Era de noche y habíamos quedado en encontrarnos con un grupo de chicos que nos invitó a salir. En verdad, uno de ellos invitó a salir a una de nosotras y como no éramos de ahí, le prometió llevar un amigo para cada una y hacernos conocer la mejor versión de Mykonos. La noche griega a mí no me gustaba para nada: llena de humo de cigarrillos y puños en el aire que se movían al ritmo de la música electrónica y que me recordaban a mi adolescencia cuando fumar en espacios cerrados aún era legal y yo volvía todas las noches con los ojos llorosos e insoportables de la picazón, pero la verdad es que salir de local me parecía una idea tentadora que no había modo de rechazar.
Nos sentamos en mi lugar preferido de cualquier bar: la barra, y nos dispusimos a aceptar todo aquello que los chicos nos proponían. Éramos cuatro y ellos tres, porque el que me tocaba a mí al parecer era un poco impuntual y aunque ya llevábamos más de hora y media intercambiando anécdotas de viaje, él todavía no había llegado. Entre las risas de mis amigas sospeché que su demora era una excusa y empecé a pensar que tal vez ese cuarto chico ni siquiera existía, porque si había que sacrificar a alguna, lo más probable es que fuera a mí. Digamos que, nunca fui de esas chicas que le gustan a los chicos.
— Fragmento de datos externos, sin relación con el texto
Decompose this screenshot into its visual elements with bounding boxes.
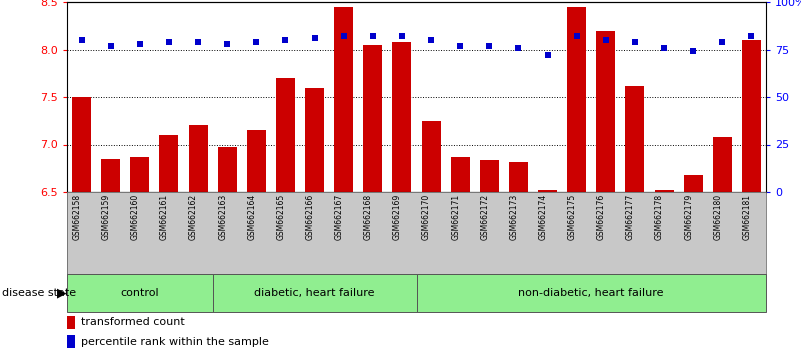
Text: GSM662166: GSM662166 [305, 194, 315, 240]
Bar [684, 175, 702, 192]
Bar [67, 316, 74, 329]
Bar [742, 40, 761, 192]
Text: control: control [120, 288, 159, 298]
Text: GSM662173: GSM662173 [509, 194, 518, 240]
Point [629, 39, 642, 45]
Point [75, 37, 88, 43]
Point [221, 41, 234, 47]
Point [570, 33, 583, 39]
Text: GSM662181: GSM662181 [743, 194, 751, 240]
Text: GSM662168: GSM662168 [364, 194, 372, 240]
Bar [188, 126, 207, 192]
Point [512, 45, 525, 50]
Bar [626, 86, 644, 192]
Bar [417, 274, 766, 312]
Point [366, 33, 379, 39]
Bar [713, 137, 732, 192]
Bar [101, 159, 120, 192]
Text: GSM662175: GSM662175 [568, 194, 577, 240]
Text: GSM662177: GSM662177 [626, 194, 635, 240]
Text: GSM662162: GSM662162 [189, 194, 198, 240]
Bar [654, 190, 674, 192]
Point [396, 33, 409, 39]
Bar [509, 161, 528, 192]
Point [163, 39, 175, 45]
Bar [451, 157, 469, 192]
Point [658, 45, 670, 50]
Point [541, 52, 554, 58]
Point [279, 37, 292, 43]
Text: GSM662170: GSM662170 [422, 194, 431, 240]
Text: GSM662167: GSM662167 [335, 194, 344, 240]
Point [716, 39, 729, 45]
Bar [159, 135, 179, 192]
Bar [67, 274, 212, 312]
Bar [597, 30, 615, 192]
Bar [67, 335, 74, 348]
Point [686, 48, 699, 54]
Text: non-diabetic, heart failure: non-diabetic, heart failure [518, 288, 664, 298]
Bar [305, 87, 324, 192]
Bar [218, 147, 236, 192]
Bar [567, 7, 586, 192]
Point [134, 41, 147, 47]
Bar [72, 97, 91, 192]
Point [425, 37, 437, 43]
Text: GSM662163: GSM662163 [218, 194, 227, 240]
Bar [247, 130, 266, 192]
Text: GSM662179: GSM662179 [684, 194, 693, 240]
Text: GSM662171: GSM662171 [451, 194, 461, 240]
Point [337, 33, 350, 39]
Point [454, 43, 467, 48]
Text: GSM662159: GSM662159 [102, 194, 111, 240]
Point [599, 37, 612, 43]
Bar [392, 42, 412, 192]
Text: GSM662158: GSM662158 [73, 194, 82, 240]
Text: GSM662174: GSM662174 [538, 194, 548, 240]
Bar [276, 78, 295, 192]
Bar [421, 121, 441, 192]
Text: transformed count: transformed count [81, 318, 185, 327]
Point [250, 39, 263, 45]
Point [483, 43, 496, 48]
Bar [480, 160, 499, 192]
Point [308, 35, 321, 41]
Bar [334, 7, 353, 192]
Text: GSM662176: GSM662176 [597, 194, 606, 240]
Text: GSM662172: GSM662172 [481, 194, 489, 240]
Text: ▶: ▶ [58, 286, 67, 299]
Point [104, 43, 117, 48]
Text: GSM662178: GSM662178 [655, 194, 664, 240]
Point [191, 39, 204, 45]
Bar [364, 45, 382, 192]
Text: GSM662169: GSM662169 [393, 194, 402, 240]
Text: GSM662160: GSM662160 [131, 194, 140, 240]
Text: GSM662161: GSM662161 [160, 194, 169, 240]
Text: percentile rank within the sample: percentile rank within the sample [81, 337, 269, 347]
Text: GSM662164: GSM662164 [248, 194, 256, 240]
Text: GDS4314 / 8035297: GDS4314 / 8035297 [67, 0, 207, 1]
Text: disease state: disease state [2, 288, 76, 298]
Text: diabetic, heart failure: diabetic, heart failure [254, 288, 375, 298]
Bar [131, 157, 149, 192]
Bar [212, 274, 417, 312]
Text: GSM662180: GSM662180 [714, 194, 723, 240]
Point [745, 33, 758, 39]
Text: GSM662165: GSM662165 [276, 194, 285, 240]
Bar [538, 190, 557, 192]
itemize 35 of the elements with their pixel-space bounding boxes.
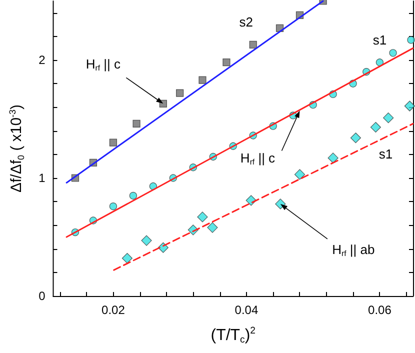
- point: [129, 192, 137, 200]
- point: [328, 152, 338, 164]
- point: [122, 252, 132, 264]
- point: [383, 112, 394, 124]
- point: [176, 89, 184, 97]
- annotation: H$_{rf}$ || c: [240, 150, 276, 167]
- y-tick-label: 2: [38, 53, 46, 67]
- point: [376, 58, 384, 66]
- point: [407, 36, 415, 44]
- point: [222, 58, 230, 66]
- point: [109, 202, 118, 210]
- x-tick-label: 0.02: [102, 303, 126, 317]
- point: [370, 122, 381, 133]
- series-label: s2: [239, 14, 253, 30]
- point: [198, 76, 206, 84]
- point: [109, 138, 118, 146]
- point: [249, 40, 257, 48]
- series-label: s1: [378, 146, 393, 161]
- point: [132, 120, 140, 128]
- point: [141, 235, 152, 246]
- series-label: s1: [372, 32, 387, 47]
- y-axis-title: Δf/Δf0 ( x10-3): [8, 104, 26, 193]
- point: [197, 212, 208, 222]
- annotation: H$_{rf}$ || c: [86, 56, 121, 73]
- x-tick-label: 0.04: [234, 303, 258, 317]
- point: [275, 198, 286, 210]
- point: [207, 222, 218, 233]
- annotation: H$_{rf}$ || ab: [332, 241, 375, 258]
- x-tick-label: 0.06: [368, 303, 392, 317]
- point: [294, 169, 306, 180]
- point: [404, 100, 415, 112]
- y-tick-label: 0: [38, 289, 46, 303]
- point: [389, 49, 397, 57]
- point: [350, 132, 362, 144]
- y-tick-label: 1: [38, 171, 46, 185]
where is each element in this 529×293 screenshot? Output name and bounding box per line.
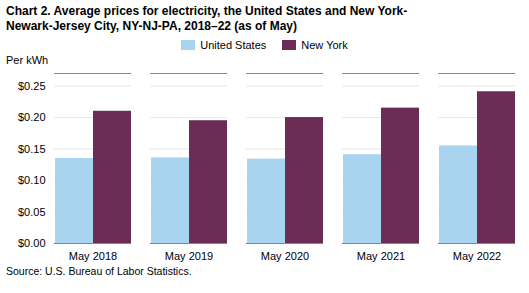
svg-text:May 2021: May 2021 [357, 250, 405, 262]
html-text:New York: New York [301, 39, 348, 51]
html-text:Per kWh: Per kWh [6, 54, 49, 66]
html-text:Source: U.S. Bureau of Labor S: Source: U.S. Bureau of Labor Statistics. [6, 265, 192, 277]
svg-text:May 2022: May 2022 [453, 250, 501, 262]
svg-text:$0.15: $0.15 [18, 143, 46, 155]
svg-text:$0.10: $0.10 [18, 174, 46, 186]
svg-text:$0.20: $0.20 [18, 111, 46, 123]
html-text:Newark-Jersey City, NY-NJ-PA,: Newark-Jersey City, NY-NJ-PA, 2018–22 (a… [6, 19, 297, 33]
svg-text:$0.25: $0.25 [18, 80, 46, 92]
svg-text:May 2018: May 2018 [69, 250, 117, 262]
html-text:Chart 2. Average prices for el: Chart 2. Average prices for electricity,… [6, 4, 408, 18]
svg-text:$0.05: $0.05 [18, 206, 46, 218]
svg-text:May 2019: May 2019 [165, 250, 213, 262]
svg-text:May 2020: May 2020 [261, 250, 309, 262]
svg-text:$0.00: $0.00 [18, 237, 46, 249]
html-text:United States: United States [200, 39, 267, 51]
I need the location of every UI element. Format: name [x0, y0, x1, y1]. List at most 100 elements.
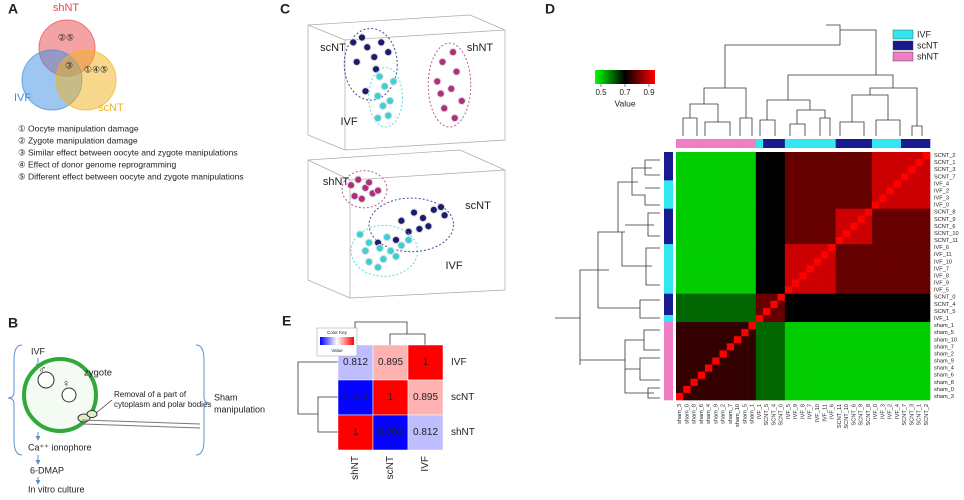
heatmap-cell	[799, 371, 807, 380]
heatmap-cell	[908, 385, 916, 394]
heatmap-cell	[726, 286, 735, 295]
heatmap-cell	[857, 194, 865, 202]
heatmap-cell	[799, 208, 807, 217]
heatmap-cell	[886, 251, 895, 259]
cluster-label: shNT	[323, 176, 350, 188]
heatmap-cell	[777, 229, 786, 238]
heatmap-cell	[705, 258, 713, 266]
heatmap-cell	[741, 173, 749, 181]
heatmap-cell	[915, 392, 924, 401]
heatmap-cell	[871, 244, 880, 252]
heatmap-cell	[908, 244, 916, 252]
heatmap-cell	[726, 329, 735, 337]
col-group-bar	[748, 139, 757, 148]
point	[450, 113, 459, 123]
row-label: IVF_4	[934, 181, 949, 187]
heatmap-cell	[755, 307, 764, 316]
row-label: IVF_3	[934, 196, 949, 202]
heatmap-cell	[763, 215, 771, 224]
heatmap-cell	[871, 286, 880, 295]
heatmap-cell	[821, 307, 829, 316]
col-label: SCNT_1	[917, 404, 923, 425]
heatmap-cell	[871, 322, 880, 330]
heatmap-cell	[821, 187, 829, 195]
col-label: SCNT_3	[909, 404, 915, 425]
point	[352, 57, 361, 67]
heatmap-cell	[734, 371, 742, 380]
heatmap-cell	[842, 293, 851, 302]
heatmap-cell	[697, 208, 706, 217]
heatmap-cell	[784, 314, 793, 323]
heatmap-cell	[697, 173, 706, 181]
heatmap-cell	[755, 229, 764, 238]
heatmap-cell	[813, 279, 822, 287]
heatmap-cell	[770, 343, 778, 351]
heatmap-cell	[372, 414, 409, 451]
heatmap-cell	[770, 194, 778, 202]
heatmap-cell	[705, 357, 713, 365]
row-group-bar	[664, 194, 673, 202]
heatmap-cell	[337, 414, 374, 451]
col-label: IVF_6	[830, 404, 836, 419]
heatmap-cell	[719, 215, 728, 224]
removal-text: Removal of a part of	[114, 390, 187, 399]
heatmap-cell	[922, 173, 931, 181]
heatmap-cell	[726, 314, 735, 323]
heatmap-cell	[748, 322, 757, 330]
heatmap-cell	[835, 208, 844, 217]
heatmap-cell	[835, 237, 844, 245]
heatmap-cell	[741, 194, 749, 202]
heatmap-cell	[792, 208, 800, 217]
heatmap-cell	[683, 237, 691, 245]
row-label: SCNT_11	[934, 238, 958, 244]
row-group-bar	[664, 392, 673, 401]
heatmap-cell	[712, 307, 720, 316]
heatmap-cell	[799, 322, 807, 330]
heatmap-cell	[683, 152, 691, 160]
heatmap-cell	[683, 187, 691, 195]
heatmap-cell	[886, 272, 895, 280]
heatmap-cell	[922, 329, 931, 337]
cluster-outline	[341, 170, 388, 209]
heatmap-cell	[726, 173, 735, 181]
heatmap-cell	[690, 215, 699, 224]
heatmap-cell	[806, 244, 815, 252]
heatmap-cell	[799, 251, 807, 259]
heatmap-cell	[719, 357, 728, 365]
heatmap-cell	[748, 244, 757, 252]
heatmap-cell	[821, 385, 829, 394]
heatmap-cell	[763, 307, 771, 316]
key-tick-label: 0.7	[619, 88, 631, 97]
heatmap-cell	[871, 336, 880, 344]
heatmap-cell	[792, 180, 800, 188]
heatmap-cell	[900, 244, 909, 252]
heatmap-cell	[777, 286, 786, 295]
heatmap-cell	[719, 371, 728, 380]
heatmap-cell	[741, 251, 749, 259]
heatmap-cell	[683, 385, 691, 394]
row-group-bar	[664, 173, 673, 181]
heatmap-cell	[741, 215, 749, 224]
heatmap-cell	[864, 272, 873, 280]
point	[384, 48, 393, 57]
heatmap-cell	[734, 314, 742, 323]
heatmap-cell	[821, 293, 829, 302]
cluster-label: IVF	[340, 116, 357, 128]
heatmap-cell	[726, 180, 735, 188]
heatmap-cell	[784, 201, 793, 209]
heatmap-cell	[748, 371, 757, 380]
heatmap-cell	[719, 392, 728, 401]
heatmap-cell	[821, 180, 829, 188]
heatmap-cell	[697, 201, 706, 209]
row-group-bar	[664, 293, 673, 302]
heatmap-cell	[712, 322, 720, 330]
heatmap-cell	[835, 329, 844, 337]
heatmap-cell	[697, 364, 706, 372]
heatmap-cell	[886, 350, 895, 358]
row-group-bar	[664, 371, 673, 380]
row-group-bar	[664, 286, 673, 295]
row-label: SCNT_0	[934, 295, 955, 301]
heatmap-cell	[683, 194, 691, 202]
heatmap-cell	[799, 272, 807, 280]
heatmap-cell	[806, 173, 815, 181]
Decidimos empezar sin él y el mozo del bar nos sirvió a cada uno una pequeña medida de un trago típico de allí, fuerte, dulce y caliente, que minutos antes reposaba sobre el fuego. Todos insistían en que mi chico estaba a punto de llegar y que la espera valdría la pena porque era ideal para mí, como si alguno me conociera y supiera qué me gustaba y qué no. A la tercera ronda de tragos, el alcohol se me subió a la cabeza y me presionó la juntura de los ojos y justo ahí entró Basili, un italiano de unos treinta y pico de años, rubio y de ojos claros. Levantó la mano para saludar a sus amigos y a las mías, y sin dudarlo, se sentó en la banqueta vacía que estaba a mi lado, me dio un beso en la mejilla y me pidió perdón por la demora. Al principio me enojaron sus disculpas, como también me enojó que sólo me diera un beso a mí, como si estuviera claro que él era mi cita y que yo lo estaba esperando… aunque al rato, cuando lo escuché sonreír y hacerme preguntas tontas con la simple excusa de sacarme algún tema de conversación me di cuenta de que era así: Basili era mi cita y yo estaba contenta porque al fin había llegado.
Salimos a la vereda a fumar marihuana y después caminamos hasta un pequeño Karaoke repleto de gente. No era la primera vez que iba a uno y tampoco era la primera vez que me avergonzaba de cantar en público, así que al principio me quedé sentada mientras tomaba un trago y veía como mi cita pegaba alaridos sobre una reconocida melodía italiana. De a ratos posaba su mirada sobre la mía, me sonreía y me acercaba el micrófono para que cantara, pero yo me ponía colorada y le hacía gestos para que entendiera que no sabía cantar, entonces Basili se me acercó, me agarró de la mano y me sacó a bailar. Me empujó hacia él, me balanceó con la pelvis, me susurró al oído “sólo hay que saber divertirse” y me besó. Por un momento me olvidé de mis amigas, que me veían bailar y estallaban de la risa. También me olvidé de que era tímida, y sobre todo, me olvide de que tenía novio.
El karaoke cerró y yo intentaba explicarle a Basili cómo llegar al pequeño departamento que habíamos alquilado para pasar nuestras vacaciones, pero los tragos, la marihuana y mi persistente falta de orientación hicieron que nos perdiéramos en los laberintos de la isla. Recuerdo las paredes y los pisos blancos, los gatos y las flores rosas de las casas. Un pequeño grupo de niños que nos miraba y nos silbaba justo cuando Basili me pellizcó la cola y se echó a reír. A mí los pasillos me parecían cada vez más angostos y, de tanto en tanto, levantaba la cabeza para mirar al cielo y alcanzar el aire. Por más esfuerzo que pusiera en recordar el camino, llegábamos siempre al mismo lugar hasta que Basili me tomó de la mano y cambió de pronto de dirección. Una luz al final de la calle auguraba movimiento, era una panadería con varios hombres que amasaban pan y que nos convidaron uno recién salido del horno. Estaba fresco, caliente y apenas tostado.
En un momento, reconocí la calle del departamento y me frené para despedirme de Basili. Me acuerdo de la felicidad de los primeros colores del amanecer y del último abrazo que nos dimos. No le pedí su teléfono, tampoco le di el mío y nunca supe siquiera su apellido. Sin embargo, a veces pienso en él.